AIQC began as framework for deep learning experiment tracking to accelerate open science, but it turns out tracking is the easy part. In this talk, we'll explore how MLOps is really about data pre/post-processing. E.g. how use a validation split w heterogenous, multi-dimensional data on a sliding window that has been 10xfolded with 4 encoders, and decode predictions 3months later? AIQC does that.
AIQC was initially designed as a high level API for scientists to make deep learning accessible, but over time it was expanded to meet the needs of expert university practitioners - so everyone should be able to get value from this presentation. The problems we'll discuss are also boiled down to their simplest form.
We'll explore how to solve the following chronic problems, which are hardcoded into machine learning toolsets, with a live demo of AIQC for preprocessing, experiment tracking, and post-processing:
Data Leakage; when aggregate information about test/ holdout data is used to process training samples. Most encoders are not handling each split/ fold individually, so information about the test data “leaks” into the transformation of the training data itself.
Evaluation Bias; when a user makes changes to their topology/ parameters based on how the model performs against the test/ holdout data. Most programs are not using a 3rd validation split, so they are effectively training on their entire dataset when they make adjustments.
Partial Reproducibility; it is common for most experiment trackers to ignore the sample splits/ folds as generic inputs (e.g. X_train, y_train
) to the training process. Additionally, although preprocessing can be just as important as hyperparameters (e.g. PowerTransformer vs StandardScaler), most experiment trackers are blind to how the samples were processed.

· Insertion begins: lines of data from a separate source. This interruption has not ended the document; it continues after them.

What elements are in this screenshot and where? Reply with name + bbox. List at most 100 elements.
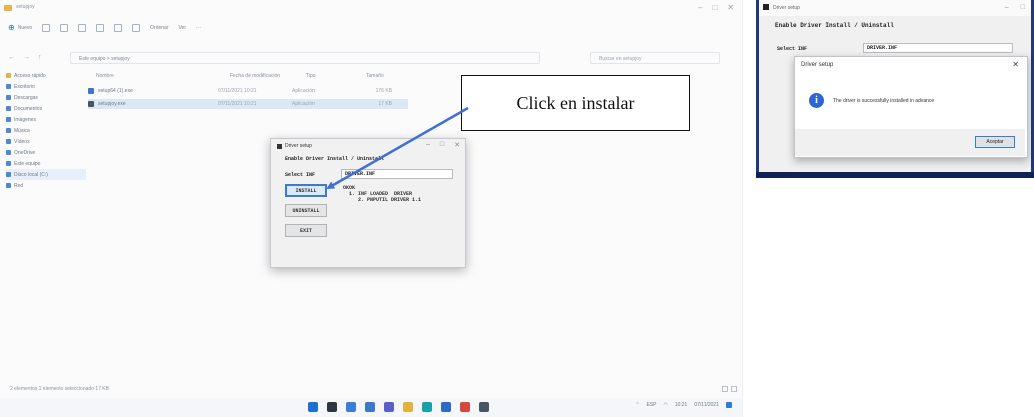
taskbar-strip <box>756 172 1034 178</box>
sort-button[interactable]: Ordenar <box>150 25 168 31</box>
up-icon[interactable]: ↑ <box>38 54 42 61</box>
chat-icon[interactable] <box>384 402 394 412</box>
file-explorer-icon[interactable] <box>403 402 413 412</box>
start-icon[interactable] <box>308 402 318 412</box>
nav-item-desktop[interactable]: Escritorio <box>6 81 86 92</box>
app-logo-icon <box>763 4 769 10</box>
maximize-button[interactable]: □ <box>712 3 717 12</box>
minimize-button[interactable]: – <box>426 141 430 149</box>
chrome-icon[interactable] <box>460 402 470 412</box>
chevron-up-icon[interactable]: ⌃ <box>635 402 639 408</box>
nav-item-documents[interactable]: Documentos <box>6 103 86 114</box>
search-icon[interactable] <box>327 402 337 412</box>
close-button[interactable]: ✕ <box>727 3 734 12</box>
installer-info-text: OKOK 1. INF LOADED DRIVER 2. PNPUTIL DRI… <box>343 185 422 203</box>
nav-item-quick-access[interactable]: Acceso rápido <box>6 70 86 81</box>
file-row[interactable]: setup64 (1).exe 07/11/2021 10:21 Aplicac… <box>88 86 408 96</box>
file-modified: 07/11/2021 10:21 <box>218 101 257 107</box>
task-view-icon[interactable] <box>346 402 356 412</box>
nav-item-label: Este equipo <box>14 160 41 167</box>
desktop-icon <box>6 84 11 89</box>
copy-icon[interactable] <box>60 24 69 32</box>
new-button[interactable]: ⊕ Nuevo <box>8 24 32 32</box>
address-bar[interactable]: Este equipo > setupjoy <box>70 52 540 64</box>
network-icon <box>6 183 11 188</box>
clock-date[interactable]: 07/11/2021 <box>694 402 719 408</box>
close-icon[interactable]: ✕ <box>1012 60 1019 69</box>
nav-item-onedrive[interactable]: OneDrive <box>6 147 86 158</box>
paste-icon[interactable] <box>78 24 87 32</box>
cut-icon[interactable] <box>42 24 51 32</box>
nav-item-pictures[interactable]: Imágenes <box>6 114 86 125</box>
video-icon <box>6 139 11 144</box>
install-button[interactable]: INSTALL <box>285 184 327 197</box>
delete-icon[interactable] <box>132 24 141 32</box>
store-icon[interactable] <box>441 402 451 412</box>
nav-item-label: Disco local (C:) <box>14 171 48 178</box>
message-text: The driver is successfully installed in … <box>833 98 935 104</box>
minimize-button[interactable]: – <box>698 3 702 12</box>
rename-icon[interactable] <box>96 24 105 32</box>
search-input[interactable]: Buscar en setupjoy <box>590 52 720 64</box>
download-icon <box>6 95 11 100</box>
column-header-type[interactable]: Tipo <box>306 73 316 79</box>
wifi-icon[interactable]: ◠ <box>663 402 667 408</box>
maximize-button[interactable]: □ <box>440 141 444 149</box>
clock-time[interactable]: 10:21 <box>675 402 688 408</box>
nav-item-label: Descargas <box>14 94 38 101</box>
language-indicator[interactable]: ESP <box>646 402 656 408</box>
file-row-selected[interactable]: setupjoy.exe 07/11/2021 10:21 Aplicación… <box>88 99 408 109</box>
nav-item-label: Imágenes <box>14 116 36 123</box>
success-message-box: Driver setup ✕ i The driver is successfu… <box>794 56 1028 158</box>
file-name: setupjoy.exe <box>98 101 126 107</box>
installer-window-controls: – □ ✕ <box>426 141 460 149</box>
installer-title: Driver setup <box>773 5 800 11</box>
details-view-icon[interactable] <box>722 386 728 392</box>
plus-icon: ⊕ <box>8 23 15 32</box>
inf-file-field[interactable]: DRIVER.INF <box>863 43 1013 53</box>
view-button[interactable]: Ver <box>179 25 187 31</box>
share-icon[interactable] <box>114 24 123 32</box>
inf-file-field[interactable]: DRIVER.INF <box>341 169 453 179</box>
accept-button[interactable]: Aceptar <box>975 136 1015 148</box>
file-modified: 07/11/2021 10:21 <box>218 88 257 94</box>
file-name: setup64 (1).exe <box>98 88 133 94</box>
select-inf-label: Select INF <box>777 46 808 52</box>
more-options-button[interactable]: ··· <box>196 25 201 31</box>
nav-item-this-pc[interactable]: Este equipo <box>6 158 86 169</box>
column-header-name[interactable]: Nombre <box>96 73 114 79</box>
nav-item-videos[interactable]: Vídeos <box>6 136 86 147</box>
back-icon[interactable]: ← <box>8 54 15 61</box>
nav-item-downloads[interactable]: Descargas <box>6 92 86 103</box>
nav-item-music[interactable]: Música <box>6 125 86 136</box>
title-bar: setupjoy – □ ✕ <box>0 0 742 20</box>
maximize-button[interactable]: □ <box>1021 4 1025 11</box>
folder-icon <box>4 5 12 11</box>
installer-title: Driver setup <box>285 143 312 149</box>
installer-dialog: Driver setup – □ ✕ Enable Driver Install… <box>270 138 466 268</box>
application-icon <box>88 101 94 107</box>
window-title: setupjoy <box>16 4 35 10</box>
app-logo-icon <box>277 143 282 149</box>
widgets-icon[interactable] <box>365 402 375 412</box>
file-explorer-window: setupjoy – □ ✕ ⊕ Nuevo Ordenar Ver ··· ←… <box>0 0 743 417</box>
minimize-button[interactable]: – <box>1005 4 1009 11</box>
nav-item-local-disk[interactable]: Disco local (C:) <box>6 169 86 180</box>
file-size: 176 KB <box>375 88 392 94</box>
forward-icon[interactable]: → <box>23 54 30 61</box>
tiles-view-icon[interactable] <box>731 386 737 392</box>
column-header-size[interactable]: Tamaño <box>366 73 384 79</box>
exit-button[interactable]: EXIT <box>285 224 327 237</box>
edge-icon[interactable] <box>422 402 432 412</box>
close-button[interactable]: ✕ <box>454 141 460 149</box>
uninstall-button[interactable]: UNINSTALL <box>285 204 327 217</box>
nav-item-network[interactable]: Red <box>6 180 86 191</box>
installer-icon[interactable] <box>479 402 489 412</box>
column-header-modified[interactable]: Fecha de modificación <box>230 73 280 79</box>
notification-icon[interactable] <box>726 402 732 408</box>
installer-title-bar: Driver setup – □ <box>759 0 1031 16</box>
navigation-arrows: ← → ↑ <box>8 54 42 61</box>
nav-item-label: Documentos <box>14 105 43 112</box>
window-controls: – □ ✕ <box>698 3 734 12</box>
cloud-icon <box>6 150 11 155</box>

Multidimensional Data; the standard ML toolset only handles either 1D or 2D data. This can’t be applied to images and sliding time series data.
These problems are symptoms of the fact that machine learning workflows are emergent oral histories that are scattered in tutorial cookbooks rather than well-defined protocols. On one hand, these obscure processes have become second nature for experienced data scientists. On the other hand, when contrasted with rigorous, scientific quality control (QC) pipelines, it is easy to see how scientists have come to view machine learning as a black box.